Num tempo não datado, nas vastas e vibrantes terras africanas, vivia um homem cujo espírito destemido o diferenciava dos demais. Quando um homem comum se apresentava perante um rei africano, era costume saudá-lo com as palavras: “Que o rei viva para sempre!” Contudo, este homem, audaciosamente, recusava-se a aderir a esta prática obrigatória, substituindo-a pela frase: “Não há rei como Deus.”

Após numerosas visitas ao rei e repetidas declarações dessa frase considerada herética, a paciência do rei se esgotou, e ele urdiu um plano para destruir o homem.

O rei entregou-lhe dois anéis de prata, afirmando serem um presente. No entanto, sua verdadeira intenção era vingar-se por meio deles.

O homem, agora apelidado de “Sem-Rei-como-Deus”, acomodou os anéis dentro de um chifre de carneiro seco e vazio, confiando-o à sua esposa para que o guardasse.

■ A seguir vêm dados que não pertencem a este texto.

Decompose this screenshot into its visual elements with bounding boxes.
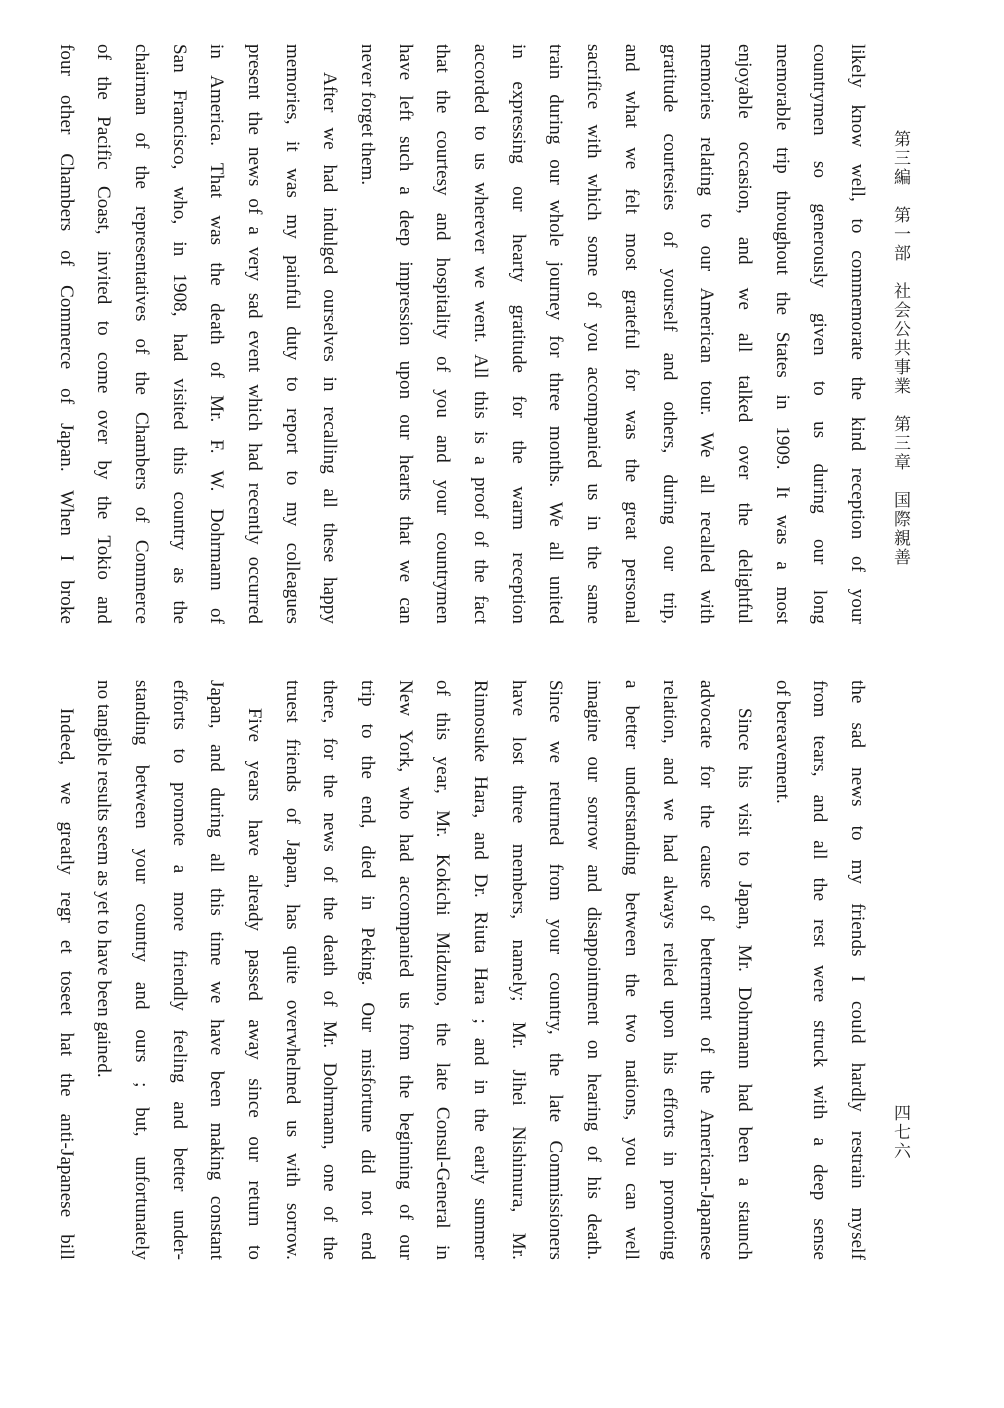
- text-line: trip to the end, died in Peking. Our misfortune did not end: [357, 680, 379, 1260]
- text-line: the sad news to my friends I could hardly restrain myself: [847, 680, 868, 1260]
- text-line: Japan, and during all this time we have been making constant: [206, 680, 228, 1260]
- page-number: 四七六: [890, 1104, 910, 1161]
- text-line: gratitude courtesies of yourself and others, during our trip,: [658, 44, 680, 624]
- text-line: countrymen so generously given to us during our long: [809, 44, 831, 624]
- text-line: have lost three members, namely; Mr. Jihei Nishimura, Mr.: [507, 680, 529, 1260]
- text-line: train during our whole journey for three months. We all united: [545, 44, 567, 624]
- text-line: in expressing our hearty gratitude for the warm reception: [507, 44, 529, 624]
- text-line: in America. That was the death of Mr. F. W. Dohrmann of: [206, 44, 228, 624]
- text-line: there, for the news of the death of Mr. Dohrmann, one of the: [319, 680, 341, 1260]
- text-line: that the courtesy and hospitality of you and your countrymen: [432, 44, 454, 624]
- text-line: Since his visit to Japan, Mr. Dohrmann had been a staunch: [733, 708, 755, 1260]
- text-line: chairman of the representatives of the Chambers of Commerce: [130, 44, 152, 624]
- text-line: memorable trip throughout the States in 1909. It was a most: [771, 44, 793, 624]
- text-line: Indeed, we greatly regr et toseet hat the anti-Japanese bill: [55, 708, 77, 1260]
- text-line: imagine our sorrow and disappointment on hearing of his death.: [583, 680, 605, 1260]
- text-line: New York, who had accompanied us from the beginning of our: [394, 680, 416, 1260]
- text-line: never forget them.: [357, 44, 379, 186]
- text-line: San Francisco, who, in 1908, had visited this country as the: [168, 44, 190, 624]
- text-line: Since we returned from your country, the late Commissioners: [545, 680, 567, 1260]
- text-line: memories relating to our American tour. We all recalled with: [696, 44, 718, 624]
- text-line: accorded to us wherever we went. All this is a proof of the fact: [470, 44, 492, 624]
- text-line: After we had indulged ourselves in recalling all these happy: [319, 72, 341, 624]
- text-line: four other Chambers of Commerce of Japan. When I broke: [55, 44, 77, 624]
- text-line: of the Pacific Coast, invited to come over by the Tokio and: [93, 44, 115, 624]
- text-line: memories, it was my painful duty to report to my colleagues: [281, 44, 303, 624]
- text-line: advocate for the cause of betterment of the American-Japanese: [696, 680, 718, 1260]
- text-line: a better understanding between the two nations, you can well: [620, 680, 642, 1260]
- text-line: sacrifice with which some of you accompanied us in the same: [583, 44, 605, 624]
- text-line: have left such a deep impression upon our hearts that we can: [394, 44, 416, 624]
- running-header: 第三編 第一部 社会公共事業 第三章 国際親善: [890, 130, 910, 567]
- text-line: Five years have already passed away since our return to: [244, 708, 265, 1260]
- text-line: and what we felt most grateful for was the great personal: [620, 44, 642, 624]
- text-line: Rinnosuke Hara, and Dr. Riuta Hara ; and in the early summer: [470, 680, 492, 1260]
- text-line: of this year, Mr. Kokichi Midzuno, the late Consul-General in: [432, 680, 454, 1260]
- text-line: of bereavement.: [771, 680, 793, 804]
- text-line: likely know well, to commemorate the kind reception of your: [847, 44, 868, 624]
- text-line: relation, and we had always relied upon his efforts in promoting: [658, 680, 680, 1260]
- text-line: present the news of a very sad event which had recently occurred: [244, 44, 265, 624]
- text-line: truest friends of Japan, has quite overwhelmed us with sorrow.: [281, 680, 303, 1260]
- text-line: efforts to promote a more friendly feeling and better under-: [168, 680, 190, 1260]
- text-line: enjoyable occasion, and we all talked over the delightful: [733, 44, 755, 624]
- text-line: no tangible results seem as yet to have been gained.: [93, 680, 115, 1078]
- text-line: standing between your country and ours ; but, unfortunately: [130, 680, 152, 1260]
- text-line: from tears, and all the rest were struck with a deep sense: [809, 680, 831, 1260]
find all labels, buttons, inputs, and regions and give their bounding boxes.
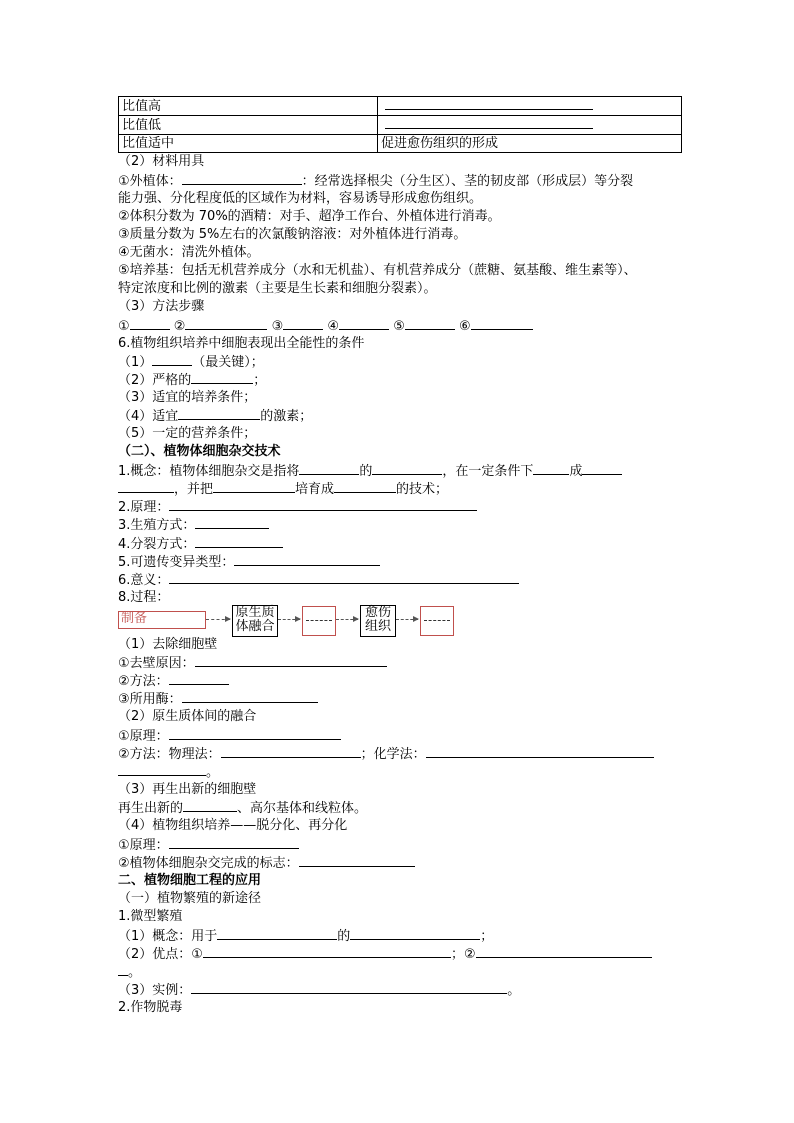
process-flowchart — [118, 605, 478, 637]
text-line: 3.生殖方式： — [118, 516, 269, 535]
flow-box-callus: 愈伤 组织 — [360, 605, 396, 637]
text-line: 能力强、分化程度低的区域作为材料，容易诱导形成愈伤组织。 — [118, 191, 483, 206]
table-cell-value — [378, 116, 682, 135]
text-line: 4.分裂方式： — [118, 535, 283, 554]
flow-arrow — [278, 619, 300, 620]
text-line: （1）概念：用于 的 ； — [118, 929, 494, 944]
text-line: （2）严格的 ； — [118, 373, 267, 388]
table-cell-value — [378, 97, 682, 116]
flow-box-blank — [302, 606, 336, 636]
text-line: ①外植体： ：经常选择根尖（分生区）、茎的韧皮部（形成层）等分裂 — [118, 174, 634, 189]
text-line: （3）适宜的培养条件； — [118, 390, 257, 405]
table-cell-label: 比值高 — [119, 97, 378, 116]
table-row — [119, 135, 682, 153]
text-line: ②方法： — [118, 672, 229, 691]
flow-arrow — [396, 619, 418, 620]
text-line: （1） （最关键）； — [118, 355, 264, 370]
flow-box-fusion: 原生质 体融合 — [232, 605, 278, 637]
section-heading: （3）方法步骤 — [118, 299, 205, 314]
section-heading: （2）材料用具 — [118, 154, 205, 169]
text-line: ，并把 培育成 的技术； — [118, 480, 448, 499]
flow-box-prep: 制备 — [118, 611, 206, 629]
text-line: （3）实例： 。 — [118, 983, 521, 998]
text-line: 。 — [118, 763, 219, 782]
table-row — [119, 116, 682, 135]
text-line: ①原理： — [118, 727, 341, 746]
text-line: ①去壁原因： — [118, 654, 387, 673]
section-heading: （二）、植物体细胞杂交技术 — [118, 444, 281, 459]
flow-box-blank — [420, 606, 454, 636]
text-line: ④无菌水：清洗外植体。 — [118, 245, 260, 260]
flow-arrow — [336, 619, 358, 620]
section-heading: （2）原生质体间的融合 — [118, 709, 257, 724]
section-heading: （4）植物组织培养——脱分化、再分化 — [118, 818, 348, 833]
text-line: 8.过程： — [118, 590, 170, 605]
table-cell-label: 比值低 — [119, 116, 378, 135]
section-heading: （一）植物繁殖的新途径 — [118, 891, 262, 906]
table-cell-label: 比值适中 — [119, 135, 378, 153]
text-line: 1.概念：植物体细胞杂交是指将 的 ，在一定条件下 成 — [118, 462, 622, 481]
ratio-table — [118, 96, 682, 153]
text-line: 2.作物脱毒 — [118, 1000, 183, 1015]
flow-arrow — [206, 619, 230, 620]
section-heading: （3）再生出新的细胞壁 — [118, 782, 257, 797]
text-line: 6.植物组织培养中细胞表现出全能性的条件 — [118, 336, 365, 351]
text-line: 2.原理： — [118, 498, 477, 517]
text-line: 6.意义： — [118, 571, 519, 590]
text-line: 1.微型繁殖 — [118, 909, 183, 924]
table-row — [119, 97, 682, 116]
section-heading: 二、植物细胞工程的应用 — [118, 873, 262, 888]
text-line: （2）优点：① ；② — [118, 945, 652, 964]
text-line: ⑤培养基：包括无机营养成分（水和无机盐）、有机营养成分（蔗糖、氨基酸、维生素等）、 — [118, 263, 637, 278]
text-line: ①原理： — [118, 836, 299, 855]
text-line: ③所用酶： — [118, 690, 318, 709]
text-line: （5）一定的营养条件； — [118, 426, 257, 441]
steps-line: ① ② ③ ④ ⑤ ⑥ — [118, 317, 533, 336]
text-line: （4）适宜 的激素； — [118, 409, 313, 424]
section-heading: （1）去除细胞壁 — [118, 637, 218, 652]
text-line: 。 — [118, 963, 141, 982]
table-cell-value: 促进愈伤组织的形成 — [378, 135, 682, 153]
text-line: ②方法：物理法： ；化学法： — [118, 745, 654, 764]
text-line: ③质量分数为 5%左右的次氯酸钠溶液：对外植体进行消毒。 — [118, 227, 467, 242]
text-line: ②体积分数为 70%的酒精：对手、超净工作台、外植体进行消毒。 — [118, 209, 501, 224]
text-line: 特定浓度和比例的激素（主要是生长素和细胞分裂素）。 — [118, 281, 437, 296]
text-line: 5.可遗传变异类型： — [118, 553, 380, 572]
text-line: ②植物体细胞杂交完成的标志： — [118, 854, 415, 873]
text-line: 再生出新的 、高尔基体和线粒体。 — [118, 801, 368, 816]
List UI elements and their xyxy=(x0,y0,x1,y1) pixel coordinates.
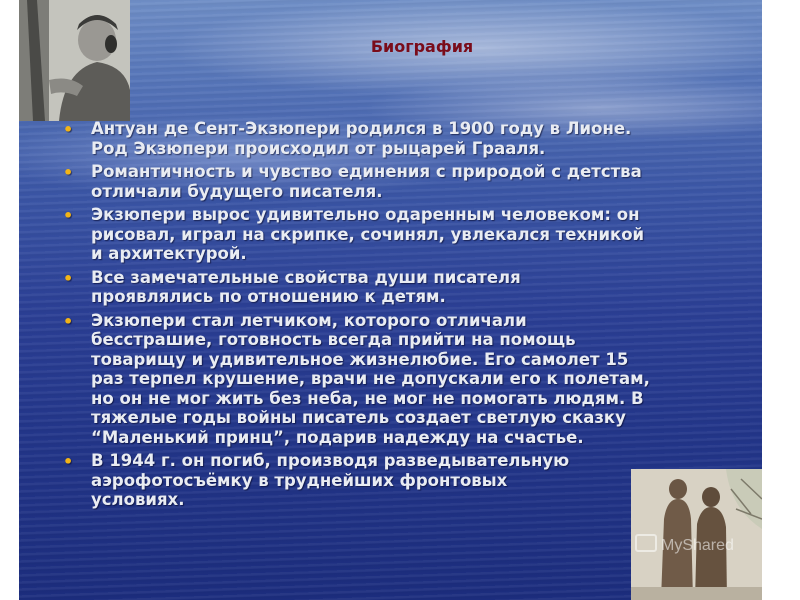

Uma semana mais tarde, o rei convocou Sem-Rei-como-Deus e enviou-o a uma aldeia distante, com a missão de convocar o povo para ajudar na reconstrução das muralhas da cidade.

Assim que partiu, o rei procurou a esposa do homem, oferecendo-lhe mil cowries (pequenas conchas importadas usadas como dinheiro ou ornamentação) e centenas de panos de cabeça e de corpo, em troca do objeto que o marido lhe havia confiado.

Seduzida pelos presentes, a esposa entregou o chifre de carneiro ao rei, que, ao ver os anéis seguros dentro dele, ordenou a seus servos que o lançassem ao fundo de um lago. Assim fizeram, e no momento em que o chifre tocou a água, um grande peixe o engoliu.

No dia em que Sem-Rei-como-Deus retornava para casa, encontrou seu filho e alguns amigos prestes a pescar. Ele juntou-se a eles e acabou capturando aquele grande peixe.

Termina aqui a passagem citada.